At a pre-motion hearing on Monday, November 4, attorneys for Barnes & Noble told federal judge John G. Koeltl that they planned to proceed with a motion for summary judgment on two of the three claims filed against them by fired CEO Demos Parneros. But the judge responded with a warning: "It's a risky motion," Koeltl repeatedly observed.
In the brief 20 minute conference, Koeltl spoke frankly with the parties, telling them that once he decides a motion for summary judgment, the position for both parties will be dramatically different, "for better or worse." And more than once over the course of the hearing, Koeltl suggested the parties take this opportunity to seek mediation and to revive their settlement talks.
"Both sides will never be in as good a position as they are right now to resolve the case," Koeltl said.
Attorneys for both sides conceded they had spoken generally about mediation, but that no talks were currently scheduled.
The short hearing came after B&N attorneys last month told the court they would move for summary judgment on the two most contentious and potentially costly claims filed by the retailer's former CEO in his lawsuit against the company—the claims for defamation and for “breach of good faith.”
Specifically, B&N attorneys argued that summary judgment is appropriate on both counts because now that discovery is complete, they believe the facts do not support a judgment for Parneros on either of those counts.
Attorneys for Parneros, meanwhile, said they remained confident that the claims in the fired CEO's bombshell lawsuit would stand up, stressing that many facts remain in dispute following discovery. In a letter filed with the court this week, Parneros' attorneys said the former CEO was clearly defamed and that considering the facts for both a motion for summary judgment and then again at trial would be "wasteful."
Koeltl noted that he couldn't stop B&N attorneys from seeking summary judgment, acknowledging the upside for B&N would be knocking out the biggest claims in Parneros' case ahead of a forthcoming trial. But he warned that winning would be a difficult task. "It's not straightforward. It's not easy," Koeltl warned of winning summary judgment. "And the downside, is an adverse decision on the motion."

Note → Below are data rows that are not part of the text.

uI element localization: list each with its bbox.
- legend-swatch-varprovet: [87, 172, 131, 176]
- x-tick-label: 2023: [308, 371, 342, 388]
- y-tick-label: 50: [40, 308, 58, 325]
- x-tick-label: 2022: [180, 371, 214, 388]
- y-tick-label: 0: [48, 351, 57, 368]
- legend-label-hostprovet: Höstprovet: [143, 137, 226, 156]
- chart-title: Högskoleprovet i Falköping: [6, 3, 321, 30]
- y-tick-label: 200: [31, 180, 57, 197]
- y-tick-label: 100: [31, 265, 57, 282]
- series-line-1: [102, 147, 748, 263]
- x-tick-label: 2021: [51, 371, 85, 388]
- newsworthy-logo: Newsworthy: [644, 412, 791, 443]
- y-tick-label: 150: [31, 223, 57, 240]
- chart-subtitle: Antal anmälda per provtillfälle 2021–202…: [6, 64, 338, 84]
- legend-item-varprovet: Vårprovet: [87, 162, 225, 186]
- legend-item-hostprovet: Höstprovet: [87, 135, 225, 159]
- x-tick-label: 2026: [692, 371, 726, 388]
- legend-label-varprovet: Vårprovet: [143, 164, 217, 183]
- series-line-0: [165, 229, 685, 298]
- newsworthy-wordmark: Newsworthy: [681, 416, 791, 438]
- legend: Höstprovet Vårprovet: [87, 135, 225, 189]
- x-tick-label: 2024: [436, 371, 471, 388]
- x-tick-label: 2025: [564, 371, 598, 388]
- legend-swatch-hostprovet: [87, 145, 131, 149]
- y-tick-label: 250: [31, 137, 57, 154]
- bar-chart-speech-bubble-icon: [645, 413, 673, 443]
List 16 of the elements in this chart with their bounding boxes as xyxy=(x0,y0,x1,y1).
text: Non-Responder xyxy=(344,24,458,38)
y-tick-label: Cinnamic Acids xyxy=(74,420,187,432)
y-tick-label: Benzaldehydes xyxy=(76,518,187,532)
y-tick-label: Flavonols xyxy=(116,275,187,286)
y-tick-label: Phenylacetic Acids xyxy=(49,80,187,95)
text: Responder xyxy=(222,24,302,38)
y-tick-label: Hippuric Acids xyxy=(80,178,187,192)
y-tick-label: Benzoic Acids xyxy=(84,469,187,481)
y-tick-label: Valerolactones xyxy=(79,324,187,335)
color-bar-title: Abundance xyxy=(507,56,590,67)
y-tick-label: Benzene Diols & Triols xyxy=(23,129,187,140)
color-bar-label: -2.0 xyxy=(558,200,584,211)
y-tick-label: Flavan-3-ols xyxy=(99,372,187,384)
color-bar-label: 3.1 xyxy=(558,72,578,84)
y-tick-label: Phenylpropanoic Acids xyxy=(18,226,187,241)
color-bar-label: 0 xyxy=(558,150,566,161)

In a letter to the court last month, B&N attorneys said that defeating Parneros' two major claims via summary judgment would leave only Parneros’s claim that B&N breached his employment contract, for which Parneros, the filing states, seeks “approximately $6.4 million. Parneros is seeking “approximately $70 million” in damages for the defamation claim alone.
B&N is also countersuing Parneros, alleging that the former CEO purposely botched a potential deal for the company in 2018, and that his abusive behavior, including a claim of sexual harassment, violated company policy.
Pending a final order to be filed in the coming days, Koeltl approved a schedule proposed by the parties that would have B&N's motion for summary judgment filed by November 22; Parneros' response is due by January 15, 2020; and a B&N reply is due by February 12, 2020.